Movie House in F.C.? Developer Targets a Younger Demographic

It wasn’t in the revised plans presented to the Falls Church City Council and Planning Commission Monday night, but when the subject came up, the spokesman for the Spectrum’s massive new mixed use plan for the corner of W. Broad and N. West Streets confirmed that an underground drafthouse movie theater is being seriously considered as an add-on feature to their project.

F.C. Councilman Nader Baroukh broached the subject Monday, which had apparently been included in some of the hush-hush meetings with the developer and the Council’s economic development subcommittee.

Asked by Baroukh if they’d ditched the idea, Spectrum’s Peter Batten told the work session, “It’s not off the table yet,” although no further details were offered up at the meeting.

Batten made it clear that his company is looking to appeal to a younger demographic with its proposed project, including 320 residential units, a 150-room hotel and 47,000 square feet of retail.

How to grab those elusive, tightwad millennials became the focus of the discussion Monday night. Millennials are those in the age range of 22 to 35, roughly, and they’re the opposite in many of their tastes to the baby boomers who generally run things these days and are just hitting the retirement age and the Generation X in between the boomers and millennials.

Millennials, according to the experts, have been profoundly impacted by the Great Recession of a half-dozen years ago, and have taken to heart the idea of the “new normal,” of living and being happy with much less of the consumerist focus of their parents and elders, in general.

Not as eager to spend money, or to obtain the trappings of status and success as their parents, they don’t value big cars and big homes and other fancy, expensive stuff. So, how does a developer, or any business person, squeeze value out of them?

Batten said the Spectrum group is very interested in this question, and has geared its big, four-acre Broad at N. West Street project at providing answers. They think that the proximity of the project to the W&OD Trail and the West Falls Church Metro make it a natural for millennial lifestyles, and they could be right. Thus, at least the thought of a draft house-style movie theater in their project.

In an article for Time magazine last week, Jacob Davidson listed a dozen things that millennials are not interested in, even if by 2017 they will have amassed more wealth than any generation before them, and are way ahead of any of them in terms of preparations for their retirement.

According to Davidson, millennials aren’t interested in pay TV, investments, mass-marketed beer, cars, homes, warehouse bulk goods, weddings, children, health insurance and “anything anyone tells them to buy.”

For the Spectrum project, this means a focus on apartments that can be shared, for one thing, which is a strong trend among millennials, and something, Batten said, is already happening at Falls Church’s new Northgate project on N. Washington St., which has an appeal to millennials due to its proximity to the East Falls Church Metro station.

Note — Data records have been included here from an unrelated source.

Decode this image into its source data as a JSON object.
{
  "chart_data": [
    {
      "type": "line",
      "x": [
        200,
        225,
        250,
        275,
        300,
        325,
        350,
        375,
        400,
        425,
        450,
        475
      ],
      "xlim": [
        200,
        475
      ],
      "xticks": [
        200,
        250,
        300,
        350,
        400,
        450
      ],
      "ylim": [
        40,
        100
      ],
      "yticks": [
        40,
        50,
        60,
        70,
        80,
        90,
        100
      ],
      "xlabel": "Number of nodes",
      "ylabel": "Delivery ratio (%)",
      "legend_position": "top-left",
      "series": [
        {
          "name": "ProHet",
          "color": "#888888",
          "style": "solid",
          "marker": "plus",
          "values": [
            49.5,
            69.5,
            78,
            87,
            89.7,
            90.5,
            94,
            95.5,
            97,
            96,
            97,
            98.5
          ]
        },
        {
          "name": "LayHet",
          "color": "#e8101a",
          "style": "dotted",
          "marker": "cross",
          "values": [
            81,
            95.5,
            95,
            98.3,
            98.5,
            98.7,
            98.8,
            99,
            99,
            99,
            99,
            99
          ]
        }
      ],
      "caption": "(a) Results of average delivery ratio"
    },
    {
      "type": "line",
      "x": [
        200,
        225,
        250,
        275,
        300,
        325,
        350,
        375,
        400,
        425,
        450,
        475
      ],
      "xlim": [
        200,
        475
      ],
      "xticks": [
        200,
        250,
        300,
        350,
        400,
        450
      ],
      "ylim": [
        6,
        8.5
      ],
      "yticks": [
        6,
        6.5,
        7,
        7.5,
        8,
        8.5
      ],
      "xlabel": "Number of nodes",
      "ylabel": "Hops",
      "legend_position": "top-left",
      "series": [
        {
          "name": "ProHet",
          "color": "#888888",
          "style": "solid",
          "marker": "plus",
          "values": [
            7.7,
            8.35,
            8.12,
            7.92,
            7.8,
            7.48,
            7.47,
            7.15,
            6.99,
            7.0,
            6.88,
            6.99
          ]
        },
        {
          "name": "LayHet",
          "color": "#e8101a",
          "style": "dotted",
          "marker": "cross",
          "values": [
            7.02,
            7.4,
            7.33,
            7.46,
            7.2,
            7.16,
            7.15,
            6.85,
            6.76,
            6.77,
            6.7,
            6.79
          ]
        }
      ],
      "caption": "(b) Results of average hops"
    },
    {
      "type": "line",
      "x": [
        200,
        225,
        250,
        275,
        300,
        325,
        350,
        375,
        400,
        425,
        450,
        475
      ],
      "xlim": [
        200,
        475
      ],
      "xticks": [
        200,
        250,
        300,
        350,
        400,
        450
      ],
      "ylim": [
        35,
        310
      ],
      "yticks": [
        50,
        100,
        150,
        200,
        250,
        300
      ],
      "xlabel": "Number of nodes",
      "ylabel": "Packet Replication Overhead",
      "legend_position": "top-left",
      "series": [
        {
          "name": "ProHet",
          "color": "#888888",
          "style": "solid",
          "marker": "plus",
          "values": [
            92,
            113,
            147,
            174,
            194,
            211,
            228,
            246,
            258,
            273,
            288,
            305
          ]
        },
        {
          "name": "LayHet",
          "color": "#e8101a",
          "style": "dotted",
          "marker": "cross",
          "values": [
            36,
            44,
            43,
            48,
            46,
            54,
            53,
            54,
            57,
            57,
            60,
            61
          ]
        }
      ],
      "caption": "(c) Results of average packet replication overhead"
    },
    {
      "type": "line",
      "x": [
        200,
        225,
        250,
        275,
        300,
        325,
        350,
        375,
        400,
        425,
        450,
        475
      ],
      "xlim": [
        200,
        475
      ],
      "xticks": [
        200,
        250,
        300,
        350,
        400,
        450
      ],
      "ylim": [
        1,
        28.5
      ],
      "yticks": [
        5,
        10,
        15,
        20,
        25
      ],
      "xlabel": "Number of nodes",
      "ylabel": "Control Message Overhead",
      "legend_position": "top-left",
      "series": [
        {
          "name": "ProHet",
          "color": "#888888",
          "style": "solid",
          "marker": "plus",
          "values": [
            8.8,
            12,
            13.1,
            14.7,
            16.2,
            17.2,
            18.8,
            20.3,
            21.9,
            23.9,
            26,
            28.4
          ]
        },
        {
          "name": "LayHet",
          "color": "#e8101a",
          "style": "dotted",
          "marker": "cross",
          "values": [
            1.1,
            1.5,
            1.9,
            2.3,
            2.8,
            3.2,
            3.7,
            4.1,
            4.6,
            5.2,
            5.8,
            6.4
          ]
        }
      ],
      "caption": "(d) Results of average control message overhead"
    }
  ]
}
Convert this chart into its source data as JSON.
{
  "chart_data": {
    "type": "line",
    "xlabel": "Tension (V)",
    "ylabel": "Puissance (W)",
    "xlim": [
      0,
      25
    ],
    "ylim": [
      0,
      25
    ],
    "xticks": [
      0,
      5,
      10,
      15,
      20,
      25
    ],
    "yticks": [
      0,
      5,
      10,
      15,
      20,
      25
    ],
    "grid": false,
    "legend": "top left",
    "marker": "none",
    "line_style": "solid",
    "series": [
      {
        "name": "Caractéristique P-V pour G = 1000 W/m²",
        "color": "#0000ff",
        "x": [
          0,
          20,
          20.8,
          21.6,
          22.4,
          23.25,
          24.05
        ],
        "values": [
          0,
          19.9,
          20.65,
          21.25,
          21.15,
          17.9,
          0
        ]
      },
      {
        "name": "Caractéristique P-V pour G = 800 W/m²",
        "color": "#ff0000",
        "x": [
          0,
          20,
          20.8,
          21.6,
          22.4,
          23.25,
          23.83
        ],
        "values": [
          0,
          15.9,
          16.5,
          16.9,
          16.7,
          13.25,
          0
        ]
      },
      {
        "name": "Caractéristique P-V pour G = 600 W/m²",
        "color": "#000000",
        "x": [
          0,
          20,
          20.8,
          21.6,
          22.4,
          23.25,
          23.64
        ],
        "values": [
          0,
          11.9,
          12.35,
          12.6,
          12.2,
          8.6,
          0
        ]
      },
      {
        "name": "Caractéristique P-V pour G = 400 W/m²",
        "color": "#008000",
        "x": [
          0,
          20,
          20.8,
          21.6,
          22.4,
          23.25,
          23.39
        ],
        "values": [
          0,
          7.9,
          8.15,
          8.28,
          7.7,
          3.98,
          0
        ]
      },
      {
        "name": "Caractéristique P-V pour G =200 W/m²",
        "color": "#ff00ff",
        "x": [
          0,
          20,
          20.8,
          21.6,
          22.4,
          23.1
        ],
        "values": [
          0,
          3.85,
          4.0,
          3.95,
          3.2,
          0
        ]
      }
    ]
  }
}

The Spectrum project, if approved, will be similarly proximate to the West Falls Church Metro station, and, even better, will be right in the lap of the W&OD Trail.
So, the current iteration of the project is centered on an interior promenade which will have a “union market” feel, with boutique, gourmet shops offering fresh seafood, cheeses, breads, wine and a butchery.

Batten made a point that millennials will not go into the suburbs for the kind of micro-unit apartments that are gaining popularity in urban inner cities, but prefer the larger living unit that can be shared.

Fairfax County recently tabled a plan to permit micro-units, running into a lot of blowback from traditional residents worried that they will be an invitation to low-income dwellers.

But with the kind of commercial development that is contemplated for Tysons Corner in the coming years, with Metro’s Silver Line beginning service through four new stations there this weekend, suddenly Northern Virginia will become an urban center, and there could be a lot of interest in the micro-unit housing option, after all.

Nonetheless, the Spectrum project, if it gets out of the gate this Monday with a preliminary “first reading” approval from the F.C. Council, will be a “work in progress” in the coming months that hopefully not too many baby boomers in positions of influence in the City will contaminate with their worn-out old ideas and preferences.